Vikings

Believe It Or Not, Mike Zimmer Outcoached Kliff Kingsbury

Photo Credit: Denny Medley (USA TODAY Sports)

When the opposing team puts up 34 points with only one relatively short field, it reflects poorly on the defense. There are many mistakes to lament in that defensive performance, but Mike Zimmer concocted an impressive game plan to slow down Kyler Murray. The Arizona Cardinals’ initial strategy didn’t work, but Murray made some incredible improvisational hero plays that rendered the coaching irrelevant. That’s unfortunate for the Vikings because Zimmer had Kliff Kingsbury figured out.

Throw out the above plays for now since they don’t have much to do with coaching. Murray made some insane plays. There’s nothing you can do to plan around that other than tell your guys to do a better job of chasing him down. So give credit to Murray, clean up the miscommunications where you can, and move on to the fundamentals.

Arizona’s offense is rooted in option plays. They use heavy doses of the classic Colin Kaepernick read-option plays (they’ve been around long before Kaepernick’s day, but he made them mainstream in the NFL) to the Doug Pederson run-pass options (RPOs, which have also been around forever). The idea is to design a play that could go to several different ball carriers and stress the defense by making them cover all of them.

There are many variations on this in Kingsbury’s Murray-led offense, but the key idea is that the defense’s positioning determines who gets the ball. Someone still has to make a play and win the rep, but schematically you can make it easier. If the Vikings can key on Murray, they can ensure that Murray always gives the ball to someone less talented than he is. You can’t keep it out of his hands every play, but you can at least limit him.

(Sound on)

If the offense is going to let the defense dictate the play’s reads, the defense can choose the read it prefers to defend. So long as everyone executes on their assignment, that allows Zimmer to exert control over the offense. That was the crux of Zimmer’s game plan to limit the Cardinals, and it led to a huge number of failed plays.

The same logic applies to RPOs. If the defensive spacing dictates whether the play is run or pass, you get to start play-calling run or pass for the offense. If you can take advantage of that agency, you can force the offense right into your teeth.
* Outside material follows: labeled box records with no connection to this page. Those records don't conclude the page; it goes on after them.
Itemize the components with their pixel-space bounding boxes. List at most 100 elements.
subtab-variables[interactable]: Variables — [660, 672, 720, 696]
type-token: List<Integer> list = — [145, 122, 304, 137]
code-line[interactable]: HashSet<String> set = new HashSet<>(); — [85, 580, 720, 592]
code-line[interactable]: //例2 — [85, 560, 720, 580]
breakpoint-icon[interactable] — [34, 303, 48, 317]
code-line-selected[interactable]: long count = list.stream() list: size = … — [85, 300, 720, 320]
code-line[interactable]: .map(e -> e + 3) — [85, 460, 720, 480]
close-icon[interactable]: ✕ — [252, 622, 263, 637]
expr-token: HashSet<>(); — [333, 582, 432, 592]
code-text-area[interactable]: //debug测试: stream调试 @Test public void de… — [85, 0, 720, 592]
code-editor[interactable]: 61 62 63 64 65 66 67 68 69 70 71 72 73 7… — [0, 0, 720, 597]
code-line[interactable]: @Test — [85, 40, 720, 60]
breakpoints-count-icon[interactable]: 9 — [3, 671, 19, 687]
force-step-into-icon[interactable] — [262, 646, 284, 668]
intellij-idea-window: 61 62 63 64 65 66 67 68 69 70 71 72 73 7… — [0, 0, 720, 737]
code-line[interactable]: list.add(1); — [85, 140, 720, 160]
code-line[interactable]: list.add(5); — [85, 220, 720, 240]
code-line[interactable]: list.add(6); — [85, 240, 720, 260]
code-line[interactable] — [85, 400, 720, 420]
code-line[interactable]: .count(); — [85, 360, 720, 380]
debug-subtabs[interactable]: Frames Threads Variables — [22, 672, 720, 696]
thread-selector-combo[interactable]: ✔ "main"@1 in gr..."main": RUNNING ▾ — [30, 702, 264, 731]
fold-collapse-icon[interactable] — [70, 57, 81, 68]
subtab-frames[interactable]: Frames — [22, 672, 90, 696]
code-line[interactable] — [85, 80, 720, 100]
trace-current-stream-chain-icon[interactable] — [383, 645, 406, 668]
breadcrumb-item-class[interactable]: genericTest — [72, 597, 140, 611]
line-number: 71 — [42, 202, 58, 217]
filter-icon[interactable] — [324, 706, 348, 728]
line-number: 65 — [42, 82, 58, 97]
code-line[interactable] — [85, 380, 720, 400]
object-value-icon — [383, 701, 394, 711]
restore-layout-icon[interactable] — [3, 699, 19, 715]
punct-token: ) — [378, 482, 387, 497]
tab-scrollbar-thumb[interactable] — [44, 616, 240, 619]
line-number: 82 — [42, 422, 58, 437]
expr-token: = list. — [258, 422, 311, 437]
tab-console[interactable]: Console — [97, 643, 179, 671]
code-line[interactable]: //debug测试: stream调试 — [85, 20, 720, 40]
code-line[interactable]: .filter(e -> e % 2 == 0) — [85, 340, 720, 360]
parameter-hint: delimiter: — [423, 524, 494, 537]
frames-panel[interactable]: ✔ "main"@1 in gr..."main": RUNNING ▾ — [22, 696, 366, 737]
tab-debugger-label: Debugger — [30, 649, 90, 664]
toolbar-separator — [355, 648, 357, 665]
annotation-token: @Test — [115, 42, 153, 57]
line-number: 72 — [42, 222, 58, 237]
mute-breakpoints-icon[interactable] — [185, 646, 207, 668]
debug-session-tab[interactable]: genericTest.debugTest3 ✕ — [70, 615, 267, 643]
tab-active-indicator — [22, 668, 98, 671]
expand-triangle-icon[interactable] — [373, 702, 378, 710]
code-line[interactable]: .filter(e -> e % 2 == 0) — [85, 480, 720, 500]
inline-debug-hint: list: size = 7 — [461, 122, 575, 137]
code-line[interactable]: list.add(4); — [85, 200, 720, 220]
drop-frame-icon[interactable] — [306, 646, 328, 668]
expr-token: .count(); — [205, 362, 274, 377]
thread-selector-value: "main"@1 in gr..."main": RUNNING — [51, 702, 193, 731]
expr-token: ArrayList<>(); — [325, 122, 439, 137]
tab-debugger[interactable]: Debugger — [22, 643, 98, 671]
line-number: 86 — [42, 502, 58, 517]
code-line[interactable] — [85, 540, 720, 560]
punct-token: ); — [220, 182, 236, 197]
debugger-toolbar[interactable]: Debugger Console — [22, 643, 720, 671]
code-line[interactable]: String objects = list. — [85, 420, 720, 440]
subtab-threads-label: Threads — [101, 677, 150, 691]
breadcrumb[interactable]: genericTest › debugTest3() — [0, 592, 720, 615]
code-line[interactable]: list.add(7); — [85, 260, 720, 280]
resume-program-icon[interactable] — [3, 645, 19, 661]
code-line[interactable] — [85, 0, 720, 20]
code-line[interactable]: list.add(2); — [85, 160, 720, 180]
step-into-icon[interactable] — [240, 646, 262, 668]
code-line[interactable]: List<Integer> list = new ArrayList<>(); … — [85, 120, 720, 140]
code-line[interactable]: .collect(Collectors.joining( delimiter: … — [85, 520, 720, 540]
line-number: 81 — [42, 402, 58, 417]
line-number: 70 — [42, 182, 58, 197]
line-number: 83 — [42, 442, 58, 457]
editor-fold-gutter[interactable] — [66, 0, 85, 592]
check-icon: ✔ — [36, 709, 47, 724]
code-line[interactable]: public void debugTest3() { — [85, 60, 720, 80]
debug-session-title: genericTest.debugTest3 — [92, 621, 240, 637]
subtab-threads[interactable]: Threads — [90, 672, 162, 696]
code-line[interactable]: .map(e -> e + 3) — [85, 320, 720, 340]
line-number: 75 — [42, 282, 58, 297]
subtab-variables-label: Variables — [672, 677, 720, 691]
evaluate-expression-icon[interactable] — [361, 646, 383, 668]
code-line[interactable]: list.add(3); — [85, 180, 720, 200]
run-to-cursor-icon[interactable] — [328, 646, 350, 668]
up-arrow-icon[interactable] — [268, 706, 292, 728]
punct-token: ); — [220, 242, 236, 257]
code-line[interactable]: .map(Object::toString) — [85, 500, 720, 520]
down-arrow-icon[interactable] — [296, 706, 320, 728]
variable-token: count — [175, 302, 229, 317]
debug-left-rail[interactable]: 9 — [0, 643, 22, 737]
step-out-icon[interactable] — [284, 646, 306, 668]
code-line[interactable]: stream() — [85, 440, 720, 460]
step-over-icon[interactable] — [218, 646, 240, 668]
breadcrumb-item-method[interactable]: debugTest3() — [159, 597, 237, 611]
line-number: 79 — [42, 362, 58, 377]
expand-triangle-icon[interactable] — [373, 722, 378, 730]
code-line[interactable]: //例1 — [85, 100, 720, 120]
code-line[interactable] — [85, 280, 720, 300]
This isn’t Kingsbury’s first rodeo. He knows about these counters to his staple plays, and the option has some things worked in to solve these problems. For one, most plays are designed to give the offense a numbers advantage if the defense keys the quarterback. If the defense takes Danielle Hunter out of the play, the offense will happily take the blocker assigned to him and put him on someone easier. To make up for this, you have to get creative in the way you “get the guy back.” If someone has to work themselves out of the play to dictate the call, someone else has to work their way in.

Part of defensive creativity is resource management. You have two corners and two receivers to cover. Most coaches would see that as a matchup problem and leave it where it is, schematically. But when you have a do-it-all safety like Harrison Smith, you can line him up deep, discouraging any sort of check or audible into a deep pass, and still have him help the run game by taking Bashaud Breeland‘s assignment off his hands. Breeland takes the quick pass and makes the tackle.

Beyond the numbers problem, there’s a spacing issue. If you’re sacrificing the player who usually pursues a run play from the backside (i.e., the side the play runs away from), that run play becomes harder to defend. The backside pursuit player puts a clock on the run play. The running back has to choose a lane upfield before the backside guy gets there to tackle him for a loss. Without that backside guy, the play can take as long as it wants to set up.

But again, you can take advantage of this on defense. Players who usually align away from the play can freely get involved now that you’ve chosen the area that your opponent will attack. And because of the slow nature of such a play, you’ve bought him time to get over there. Once again, you can fix the numbers game in your favor.

Murray can also read the pre-snap spacing and try to take advantage of it. Here he sees a thin presence on the weak side (left in this case) of the play. If the Vikings want to stop a run that way, Mackensie Alexander will have to get involved. If he gets involved, he has to abandon the slot receiver, who is running too quick of a route for the safety to save the day. But because the Vikings can force — and therefore predict — the area the play attacks, they can each shift a gap over and blow up the play without Alexander.

It doesn’t hurt when the Cardinals blow the protection and let a fearsome defensive tackle like Dalvin Tomlinson into the play.

 

The option is unique and difficult to defend. Zimmer’s defense put on a clinic on how to counter it. Maybe Murray made some incredible things happen on broken plays, but to break those plays in the first place, the Vikings had to be disciplined and prepared. If your team is preparing for the Cardinals, and you put on this game tape, you’ll undoubtedly see the blueprint to slowing Murray down. Don’t let the final result fool you: This was a fantastically schemed game by Mike Zimmer.